“Begitu ya?” ujarnya setengah tertawa, “baik kalau kamu tidak ingin bertanya. Kamu, apa kabar? Baik-baik saja?”
Aku tidak punya pilihan lain selain menjawab, ‘iya,’ dan anggukan kecil.
Meski sorot matanya tak lagi sama saat diamatinya aku menganggukkan kepala.
“Kamu membenciku?”
Aku tertegun. Spontan menghadapkan wajah ke arahnya. Dia masih menatapku dengan sorot muka yang tidak kumengerti. Ada gestur lembut saat dia menatapku dengan binar mata bersahabat. Aku dibuat luruh, sarkatisku mencair.
“Kenapa bertanya begitu?”
“Who knows?”
Aku ingin berteriak ditelinganya keras- keras. Memakinya dengan kata ‘Bodoh!” berkali-kali. Dia sama sekali tidak perlu bertanya apa pun, termasuk menginterogasiku apakah aku membencinya atau tidak. Terlalu retoris.
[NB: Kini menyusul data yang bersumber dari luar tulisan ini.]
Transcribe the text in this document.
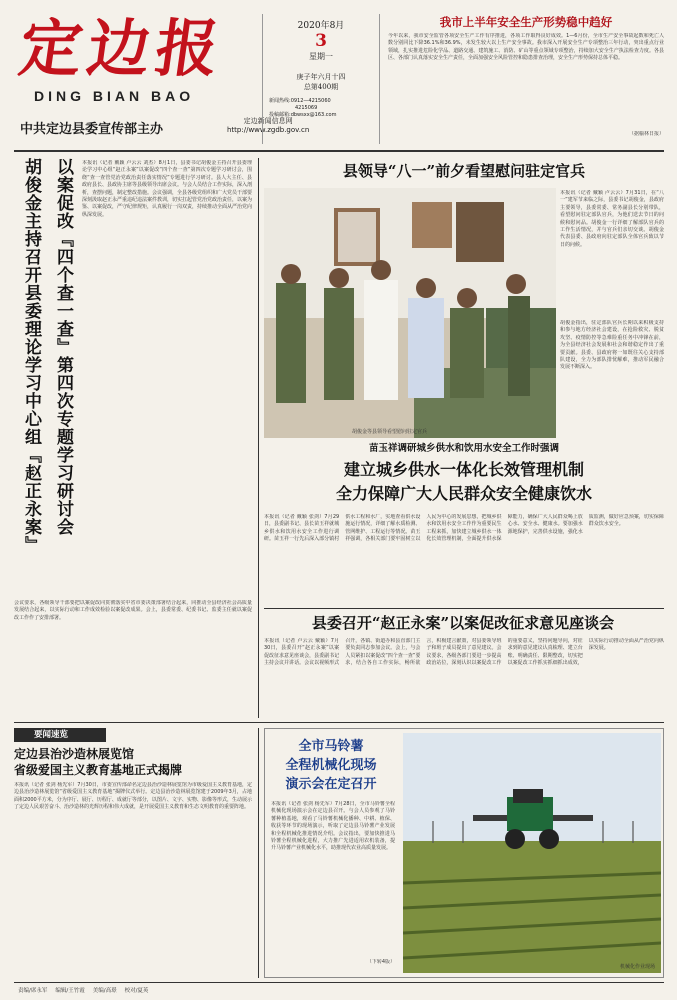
定边报
DING BIAN BAO
中共定边县委宣传部主办
定边新闻信息网
http://www.zgdb.gov.cn
2020年8月
3
星期一
庚子年六月十四
总第400期
新闻热线:0912—4215060
4215069
投稿邮箱:dbwsxx@163.com
我市上半年安全生产形势稳中趋好
今年以来，我市安全监管各项安全生产工作有序推进，各项工作取得良好成效。1—6月份，全市生产安全事故起数和死亡人数分别同比下降36.1%和36.9%，未发生较大以上生产安全事故。我市深入开展安全生产专项整治三年行动，突出重点行业领域，扎实推进危险化学品、道路交通、建筑施工、消防、矿山等重点领域专项整治，持续加大安全生产执法检查力度。各县区、各部门认真落实安全生产责任，全面加强安全风险管控和隐患排查治理，安全生产形势保持总体平稳。
（据榆林日报）
以案促改『四个查一查』第四次专题学习研讨会
胡俊金主持召开县委理论学习中心组『赵正永案』	本报讯（记者 戴颖 卢云云 刘杰）8月1日，县委书记胡俊金主持召开县委理论学习中心组“赵正永案”以案促改“四个查一查”第四次专题学习研讨会，围绕“查一查管党治党政治责任落实情况”专题进行学习研讨。县人大主任、县政府县长、县政协主席等县级领导出席会议。与会人员结合工作实际，深入剖析，查摆问题，制定整改措施。会议强调，全县各级党组织和广大党员干部要深刻汲取赵正永严重违纪违法案件教训，切实扛起管党治党政治责任，以案为鉴、以案促改，严守纪律规矩，认真履行一岗双责，持续推动全面从严治党向纵深发展。
会议要求，各级领导干部要把以案促改同贯彻落实中省市委决策部署结合起来，同推动全县经济社会高质量发展结合起来，以实际行动和工作成效检验以案促改成果。会上，县委常委、纪委书记、监委主任就以案促改工作作了安排部署。
县领导“八一”前夕看望慰问驻定官兵
胡俊金等县领导看望慰问驻定官兵
本报讯（记者 戴颖 卢云云）7月31日，在“八一”建军节来临之际，县委书记胡俊金，县政府主要领导，县委常委、常务副县长分别带队，看望慰问驻定部队官兵，为他们送去节日的问候和慰问品。胡俊金一行详细了解部队官兵的工作生活情况，并与官兵们亲切交谈。胡俊金代表县委、县政府向驻定部队全体官兵致以节日的问候。
胡俊金指出，驻定部队官兵长期以来积极支持和参与地方经济社会建设，在抢险救灾、脱贫攻坚、疫情防控等急难险重任务中冲锋在前，为全县经济社会发展和社会和谐稳定作出了重要贡献。县委、县政府将一如既往关心支持部队建设，全力为部队排忧解难，推动军民融合发展不断深入。
苗玉祥调研城乡供水和饮用水安全工作时强调
建立城乡供水一体化长效管理机制
全力保障广大人民群众安全健康饮水
本报讯（记者 戴颖 张剑）7月29日，县委副书记、县长苗玉祥就城乡供水和饮用水安全工作进行调研。苗玉祥一行先后深入部分镇村供水工程和水厂，实地查看供水设施运行情况，详细了解水质检测、管网维护、工程运行等情况。苗玉祥强调，各相关部门要牢固树立以人民为中心的发展思想，把城乡供水和饮用水安全工作作为重要民生工程来抓，加快建立城乡供水一体化长效管理机制，全面提升供水保障能力，确保广大人民群众喝上放心水、安全水、健康水。要加强水源地保护，完善供水设施，强化水质监测，做好应急预案，切实保障群众饮水安全。
县委召开“赵正永案”以案促改征求意见座谈会
本报讯（记者 卢云云 戴颖）7月30日，县委召开“赵正永案”以案促改征求意见座谈会，县委副书记主持会议并讲话。会议以视频形式召开，各镇、街道办和县直部门主要负责同志参加会议。会上，与会人员紧扣以案促改“四个查一查”要求，结合各自工作实际，畅所欲言，积极建言献策，对县委领导班子和班子成员提出了意见建议。会议要求，各级各部门要进一步提高政治站位，深刻认识以案促改工作的重要意义，坚持问题导向，对征求到的意见建议认真梳理、建立台账、明确责任、限期整改，切实把以案促改工作抓实抓细抓出成效，以实际行动推动全面从严治党向纵深发展。
要闻速览
定边县治沙造林展览馆
省级爱国主义教育基地正式揭牌
本报讯（记者 张剑 杨先军）7月30日，市委宣传部命名定边县治沙造林展览馆为市级爱国主义教育基地，定边县治沙造林展览馆“省级爱国主义教育基地”揭牌仪式举行。定边县治沙造林展览馆建于2009年3月，占地面积2000平方米，分为序厅、展厅、历程厅、成就厅等部分，以图片、文字、实物、影像等形式，生动展示了定边人民艰苦奋斗、治沙造林的光辉历程和伟大成就，是开展爱国主义教育和生态文明教育的重要阵地。
全市马铃薯
全程机械化现场
演示会在定召开
本报讯（记者 张剑 杨先军）7月28日，全市马铃薯全程机械化现场演示会在定边县召开。与会人员参观了马铃薯种植基地，观看了马铃薯机械化播种、中耕、植保、收获等环节的现场演示，听取了定边县马铃薯产业发展和全程机械化推进情况介绍。会议指出，要加快推进马铃薯全程机械化进程，大力推广先进适用农机装备，提升马铃薯产业机械化水平，助推现代农业高质量发展。
（下转4版）
机械化作业现场
责编/席永军 编辑/王竹霞 美编/高璟 校对/夏英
Karena dia sudah pasti tahu bahwa bagiku membencinya adalah sesuatu yang mustahil. Sesuatu yang tidak mungkin bisa kulakukan, tanpa alasan.
“Bagaimana kuliahmu di sana?” aku mengganti pertanyaan basinya dengan topik yang lain. Mencairkan suasana.
“So far so good. Kamu sendiri yang bilang kan? Aku terlihat lebih baik sekarang.”